Путилов отправлялся в гостиницу, чтобы забрать свои вещи и на время поселится в гостевых покоях особняка. Просто чтобы не мотаться по городу и скорее входить в курс дел.
И надо же такому случиться, что в дверях Николай Иванович столкнулся с новым посетителем графа и своим ровесником.
– Павел Матвеевич Обухов, – произнес тот дворецкому. – Прибыл по приглашению графа Льва Николаевича Толстого.
Тот, стоя буквально в десяти шагах, расплылся в улыбке. Он слышал о том, что Обухов ездил на стажировку в Европу и по весне вернулся. Вот и пытался его перетащить к себе. Уже полгода как. Даже уже казалось, что он откажется и просто не может найти удобного способа соскочить. Но нет. Прибыл.
– Павел Матвеевич, рад вас видеть… – произнес граф подходя. – Лев Николаевич. Вы столько времени отказывались.
– Обязательства. Не мог.
– Да-да. Понимаю. Но сейчас все удалось уладить?
– После того как вы выплатили за меня неустойку – вполне.
– Отлично, тогда прошу, пойдемте со мной…
Часть 1
Глава 10
1848, декабрь, 28. Санкт-Петербург

Раннее утро.
Мороз.
Лев Николаевич Толстой в своем обыкновении ехал в возке, игнорируя и тот факт, что он вроде как кавалерийский офицер, и моду молодых дворян красоваться верхом. Особенно в мундире.
Все же сказывался тот факт, что годиков его личности был прям крепко побольше, чем телу. Вот и не дурил. Все же заболеть простудой в этих реалиях было весьма рискованным занятием с немалым шансом на смертельный исход.
Приехали они с Обуховым третьего дня и все это время занимались устроением быта и согласованием чисто организационных вопросов. Надо бы пораньше, но дела не пускали. Из-за чего пришлось задержаться со сдачей экзаменов за второй год обучения в Николаевской академии генерального штаба…

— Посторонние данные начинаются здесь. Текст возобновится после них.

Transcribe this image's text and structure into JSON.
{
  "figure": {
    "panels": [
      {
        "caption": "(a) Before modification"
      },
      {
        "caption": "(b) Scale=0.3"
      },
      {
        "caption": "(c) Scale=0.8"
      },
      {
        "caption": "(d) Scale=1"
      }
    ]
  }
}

Возок минул Обводной канал и вскорости остановился на краю Волкова поля, что возле реки Волковки расположилось. Большом. Так-то по тем годам на Обводном канале столица и заканчивалась. Дальше уже поля, леса и вести[1].
Здесь как раз уже успели мало-мало подготовиться. И согнав солдат из ближайшего гарнизона, отсыпать земляной вал. Холодно. Морозно. Но за пару дней солдаты справились. Пролив еще все это дело водой из речки и дав подмерзнуть. А перед этим барьером выставили щиты. Обычные парусиновые щиты, вроде тех, которые моряки на плотах ставят во время стрельб…
– Рад вас видеть, Михаил Петрович, – произнес Толстой, выходя из возка и подходя к Лазареву.
– И я вас.
– Полгода пролетело как одна минута.
– Все так, все так, – покивал он и покосился на высокую фигуру в стороне.
– И Николай Павлович тут?
– Он не отказать себе в удовольствии. Надеюсь, вы не подведете.
Лев кивнул.
И отправился доложить императору лично.
После чего начал руководить подготовкой к стрельбе. Новую пушку разместили на колоде, и приходилось повозиться, чтобы навести ее на цель.
Наконец, он удовлетворился.
Снял простейший прицел, вроде этакой стойки, с передвижным целиком диоптрического типа. По-хорошему стоило бы оптику какую-нибудь изобразить, но руки не дошли. И так в сроки не укладывались.
Принял пальник.
Подождал, пока все отойдут. И выстрелил.
– Бах! – гулко ударило по ушам.
А снаряд чуть погодя ухнул в подмерзшую насыпь, немало ее разворотив. Пробив парусину щита, разумеется.
– Бань! – скомандовал граф и отошел чуть в сторону.
Было тревожно.
Очень нервно и тревожно.
Потому что сейчас, фактически происходило практическое испытание нового орудия. Получилось оно или нет – бог весть. Там, в Казани, они даже не стали пробовать – время поджимало…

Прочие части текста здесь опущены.